Research: Fetch Throughput & Small Server Defaults

Source: Debug Investigation (3 parallel debuggers, all HIGH confidence)

Finding 1: Queue Saturation (Debugger H1)

Current state:

fetch_queue_concurrency defaults to 2 (lib/source_monitor/configuration.rb:40)
DEFAULT_BATCH_SIZE = 100 in Scheduler (lib/source_monitor/scheduler.rb:8)
ScheduleFetchesJob runs every minute (test/dummy/config/recurring.yml)
Each fetch is I/O-bound: 5-15s per request (15s HTTP timeout, 5s open timeout)
ALL job types share the same fetch queue: FetchFeedJob, ScheduleFetchesJob, SourceHealthCheckJob, ImportOpmlJob, FaviconFetchJob, DownloadContentImagesJob, LogCleanupJob, ItemCleanupJob
No limits_concurrency from Solid Queue is used; advisory locks per-source only
Advisory lock contention causes 30-second retry wait (fetch_feed_job.rb:5,11-13)

Math: With concurrency=2 and ~2s avg fetch time, throughput is ~60 jobs/min. But with 100 jobs enqueued per batch cycle, backlog grows continuously.

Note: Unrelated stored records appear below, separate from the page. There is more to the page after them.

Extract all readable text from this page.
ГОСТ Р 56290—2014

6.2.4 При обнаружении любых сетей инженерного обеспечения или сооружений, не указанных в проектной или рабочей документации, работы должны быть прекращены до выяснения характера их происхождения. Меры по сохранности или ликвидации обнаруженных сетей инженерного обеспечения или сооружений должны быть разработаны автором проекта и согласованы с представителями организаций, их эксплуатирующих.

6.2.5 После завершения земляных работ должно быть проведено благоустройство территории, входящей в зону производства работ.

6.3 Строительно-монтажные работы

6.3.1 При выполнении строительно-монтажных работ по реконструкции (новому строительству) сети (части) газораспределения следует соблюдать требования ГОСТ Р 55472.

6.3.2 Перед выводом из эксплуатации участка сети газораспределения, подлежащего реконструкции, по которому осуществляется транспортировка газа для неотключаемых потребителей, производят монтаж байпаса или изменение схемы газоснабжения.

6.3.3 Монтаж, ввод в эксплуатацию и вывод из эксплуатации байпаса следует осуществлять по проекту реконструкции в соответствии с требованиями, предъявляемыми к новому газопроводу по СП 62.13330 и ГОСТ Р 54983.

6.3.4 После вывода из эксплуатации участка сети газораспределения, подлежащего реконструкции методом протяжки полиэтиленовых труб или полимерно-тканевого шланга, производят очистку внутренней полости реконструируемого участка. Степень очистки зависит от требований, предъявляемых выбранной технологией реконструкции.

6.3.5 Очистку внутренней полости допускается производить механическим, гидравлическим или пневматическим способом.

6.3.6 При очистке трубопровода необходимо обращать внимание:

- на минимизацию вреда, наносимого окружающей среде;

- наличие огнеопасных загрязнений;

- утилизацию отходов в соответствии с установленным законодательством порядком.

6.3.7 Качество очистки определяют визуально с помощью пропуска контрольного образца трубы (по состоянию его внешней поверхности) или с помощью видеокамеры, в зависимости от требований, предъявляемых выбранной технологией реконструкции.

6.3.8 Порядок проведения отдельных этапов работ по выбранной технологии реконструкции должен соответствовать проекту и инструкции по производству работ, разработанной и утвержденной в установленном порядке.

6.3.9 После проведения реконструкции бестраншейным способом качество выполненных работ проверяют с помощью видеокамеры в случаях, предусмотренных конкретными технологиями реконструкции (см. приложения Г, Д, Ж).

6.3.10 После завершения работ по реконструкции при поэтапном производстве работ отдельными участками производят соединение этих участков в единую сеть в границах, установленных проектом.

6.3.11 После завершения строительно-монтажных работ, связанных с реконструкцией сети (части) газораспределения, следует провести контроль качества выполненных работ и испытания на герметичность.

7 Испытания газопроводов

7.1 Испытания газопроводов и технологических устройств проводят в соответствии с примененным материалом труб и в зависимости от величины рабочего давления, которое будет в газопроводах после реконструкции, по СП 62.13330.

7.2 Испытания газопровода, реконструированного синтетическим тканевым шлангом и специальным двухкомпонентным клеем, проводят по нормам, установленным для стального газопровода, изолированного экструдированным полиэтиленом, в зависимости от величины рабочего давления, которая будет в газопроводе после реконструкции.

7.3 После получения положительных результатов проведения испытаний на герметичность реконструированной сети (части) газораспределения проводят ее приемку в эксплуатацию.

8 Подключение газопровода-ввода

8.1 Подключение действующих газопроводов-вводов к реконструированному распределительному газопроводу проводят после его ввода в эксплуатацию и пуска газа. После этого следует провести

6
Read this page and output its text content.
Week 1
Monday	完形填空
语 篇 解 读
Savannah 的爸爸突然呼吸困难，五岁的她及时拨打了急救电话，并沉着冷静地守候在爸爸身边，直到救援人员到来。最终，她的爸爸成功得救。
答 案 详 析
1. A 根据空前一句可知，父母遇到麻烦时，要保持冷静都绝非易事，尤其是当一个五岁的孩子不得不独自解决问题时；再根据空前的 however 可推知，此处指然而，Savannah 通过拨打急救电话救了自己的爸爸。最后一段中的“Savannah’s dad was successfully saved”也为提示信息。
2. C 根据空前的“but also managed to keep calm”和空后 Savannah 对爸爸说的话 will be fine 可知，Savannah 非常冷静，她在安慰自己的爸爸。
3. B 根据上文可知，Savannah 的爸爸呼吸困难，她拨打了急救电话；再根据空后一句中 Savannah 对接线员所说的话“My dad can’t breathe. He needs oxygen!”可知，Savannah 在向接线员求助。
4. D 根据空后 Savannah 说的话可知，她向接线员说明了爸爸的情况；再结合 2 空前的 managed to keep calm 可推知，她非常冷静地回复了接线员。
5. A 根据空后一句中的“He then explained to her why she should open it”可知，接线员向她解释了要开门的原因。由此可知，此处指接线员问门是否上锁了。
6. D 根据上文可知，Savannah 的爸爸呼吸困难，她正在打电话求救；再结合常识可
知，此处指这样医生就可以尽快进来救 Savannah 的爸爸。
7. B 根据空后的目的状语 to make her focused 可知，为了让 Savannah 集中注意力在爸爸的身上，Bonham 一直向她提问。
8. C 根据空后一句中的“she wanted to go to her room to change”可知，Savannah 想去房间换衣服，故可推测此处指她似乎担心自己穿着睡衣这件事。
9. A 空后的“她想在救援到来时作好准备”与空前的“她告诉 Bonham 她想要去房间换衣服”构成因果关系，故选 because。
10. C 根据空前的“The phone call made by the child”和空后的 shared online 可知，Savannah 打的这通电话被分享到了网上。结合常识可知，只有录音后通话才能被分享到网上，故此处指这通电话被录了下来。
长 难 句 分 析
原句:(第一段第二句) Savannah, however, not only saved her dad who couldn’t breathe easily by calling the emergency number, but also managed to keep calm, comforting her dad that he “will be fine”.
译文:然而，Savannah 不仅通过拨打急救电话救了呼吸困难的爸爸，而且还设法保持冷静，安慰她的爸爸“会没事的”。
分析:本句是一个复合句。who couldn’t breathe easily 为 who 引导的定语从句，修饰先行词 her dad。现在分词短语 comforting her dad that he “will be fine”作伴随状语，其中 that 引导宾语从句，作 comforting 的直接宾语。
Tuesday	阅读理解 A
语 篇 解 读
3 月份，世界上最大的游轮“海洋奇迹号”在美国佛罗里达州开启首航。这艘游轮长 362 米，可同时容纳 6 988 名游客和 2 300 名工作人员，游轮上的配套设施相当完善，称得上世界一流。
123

Finding 2: Thundering Herd (Debugger H2)

Current state:

ImportOpmlJob#build_attributes does NOT set next_fetch_at -- all imported sources start as NULL (immediately due)
SourcesController#create also has no next_fetch_at initialization
Scheduler treats NULL as immediately due (table[:next_fetch_at].eq(nil).or(table[:next_fetch_at].lteq(now)))
Fixed-interval path has ZERO jitter: Time.current + fixed_minutes.minutes exactly
Adaptive jitter is ±10% (JITTER_PERCENT = 0.1) but insufficient when base times are nearly identical
Scheduler enqueues all 100 due sources in a tight loop with no delay between them
No queue-aware scheduling: adaptive interval never checks how many other sources are already scheduled

Finding 3: Stale Processing Status (Debugger H3)

Current state:

update_source_state! (fetch_runner.rb:83-91) rescues ALL StandardError including DB update failures
No ensure block guarantees fetch_status reset from "fetching" to "idle"/"failed"
FollowUpHandler#call has no error handling -- exceptions propagate past mark_complete!
StalledFetchReconciler recovers after 10 minutes (STALE_QUEUE_TIMEOUT = 10.minutes)
User's screenshot showed sources 9-10 minutes overdue -- exactly at the reconciler threshold

Findings

Existing Configuration Hooks (host app can already override)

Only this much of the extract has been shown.